Traduit du latin et présenté par Christine de Joux – postfaces de Georges Bischoff, Rémy Valléjo et Jeanne Ancelet-Hustache (en couverture détail d’un tableau d’Henry Lebert, Le Couvent des Unterlinden, 1838, Musée Unterlinden)

Traduit en allemand dès 1863, transcrit par Jeanne Ancelet-Hustache, première éditrice en France de l’œuvre de Maître Eckhart, le manuscrit des Vitae sororum est l’un des trésors de la Bibliothèque patrimoniale des dominicains à Colmar.

Écrit par une contemporaine de Maître Eckhart, dans un des monastères dont il avait la charge, le prestigieux monastère d’Unterlinden, à Colmar, ce texte est ici traduit en français pour la première fois.

« J’étais déjà avancée en âge, écrit Catherine de Gueberschwihr au début de son récit, lorsque j’ai écrit et rédigé ce texte de ma propre main, d’abord sur des tablettes de cire, alors que ma vue déclinait, et j’étais remplie de crainte et rouge de honte à l’idée que vous puissiez jamais connaître mon ignorance. »

Il est émouvant de lire ces lignes de cette femme, Catherine de Gueberschwihr (1260-1330) qui, au tout début du xive siècle, écrit la vie de quarante-cinq autres femmes.

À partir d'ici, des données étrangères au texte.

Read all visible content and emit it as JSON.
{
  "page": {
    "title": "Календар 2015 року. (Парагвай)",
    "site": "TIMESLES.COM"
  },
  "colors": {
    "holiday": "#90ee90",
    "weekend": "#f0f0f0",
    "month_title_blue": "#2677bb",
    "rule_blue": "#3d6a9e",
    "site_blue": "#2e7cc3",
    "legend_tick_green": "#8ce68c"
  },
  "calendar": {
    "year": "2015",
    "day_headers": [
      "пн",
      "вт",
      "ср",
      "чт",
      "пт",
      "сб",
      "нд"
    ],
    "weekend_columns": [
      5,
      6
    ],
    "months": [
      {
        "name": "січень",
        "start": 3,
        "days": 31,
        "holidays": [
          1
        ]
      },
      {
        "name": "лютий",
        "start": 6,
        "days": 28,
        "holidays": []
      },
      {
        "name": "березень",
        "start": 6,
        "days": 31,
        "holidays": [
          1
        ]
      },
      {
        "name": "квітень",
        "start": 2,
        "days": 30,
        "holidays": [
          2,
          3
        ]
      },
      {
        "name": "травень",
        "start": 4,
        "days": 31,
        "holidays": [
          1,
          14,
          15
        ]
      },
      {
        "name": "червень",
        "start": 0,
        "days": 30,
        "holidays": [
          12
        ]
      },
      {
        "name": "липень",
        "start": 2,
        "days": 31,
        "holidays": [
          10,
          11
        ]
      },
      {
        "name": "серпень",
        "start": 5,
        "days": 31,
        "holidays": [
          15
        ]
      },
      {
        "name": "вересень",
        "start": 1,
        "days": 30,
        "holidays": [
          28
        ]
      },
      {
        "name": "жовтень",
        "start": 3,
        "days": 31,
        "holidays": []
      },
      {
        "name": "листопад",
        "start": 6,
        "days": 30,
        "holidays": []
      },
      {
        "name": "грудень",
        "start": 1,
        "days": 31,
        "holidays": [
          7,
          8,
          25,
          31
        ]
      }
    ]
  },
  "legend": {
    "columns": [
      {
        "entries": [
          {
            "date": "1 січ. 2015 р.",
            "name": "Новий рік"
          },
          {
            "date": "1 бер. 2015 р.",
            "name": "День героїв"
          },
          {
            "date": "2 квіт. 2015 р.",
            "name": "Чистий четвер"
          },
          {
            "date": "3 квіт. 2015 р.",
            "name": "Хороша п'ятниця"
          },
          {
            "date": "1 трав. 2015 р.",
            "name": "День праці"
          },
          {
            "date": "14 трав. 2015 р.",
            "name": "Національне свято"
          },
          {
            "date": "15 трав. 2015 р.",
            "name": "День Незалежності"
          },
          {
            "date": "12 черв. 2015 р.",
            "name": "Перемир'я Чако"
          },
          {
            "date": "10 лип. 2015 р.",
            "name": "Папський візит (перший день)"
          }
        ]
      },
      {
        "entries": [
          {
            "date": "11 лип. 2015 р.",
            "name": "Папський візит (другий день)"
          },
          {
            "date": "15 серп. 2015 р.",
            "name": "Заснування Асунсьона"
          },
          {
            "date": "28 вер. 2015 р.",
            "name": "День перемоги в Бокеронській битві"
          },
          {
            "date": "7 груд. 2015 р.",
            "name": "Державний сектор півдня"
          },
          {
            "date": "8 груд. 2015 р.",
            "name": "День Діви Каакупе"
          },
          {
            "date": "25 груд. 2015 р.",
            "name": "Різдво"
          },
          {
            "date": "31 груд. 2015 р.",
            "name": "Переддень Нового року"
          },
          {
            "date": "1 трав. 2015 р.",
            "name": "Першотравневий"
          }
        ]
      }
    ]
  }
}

Car elles sont rares les écrivaines, en cet automne du Moyen Âge, et rares aussi les témoignages sur la vie des femmes d’alors.

Catherine de Gueberschwihr est une authentique écrivaine : elle a l’art du récit et de la notation concrète. Elle dispose d’une documentation sur ces sœurs – dont beaucoup ont été mariées – qui donne à son texte un grand intérêt historique et sociologique.

L’intérêt de ce texte est encore renforcé par le fait que le monastère d’Unterlinden, dont elle raconte les origines, est aujourd’hui encore un lieu culturel de premier plan : il est le siège du musée d’Unterlinden qui conserve le fameux Retable d’Issenheim de Mathias Grünewald.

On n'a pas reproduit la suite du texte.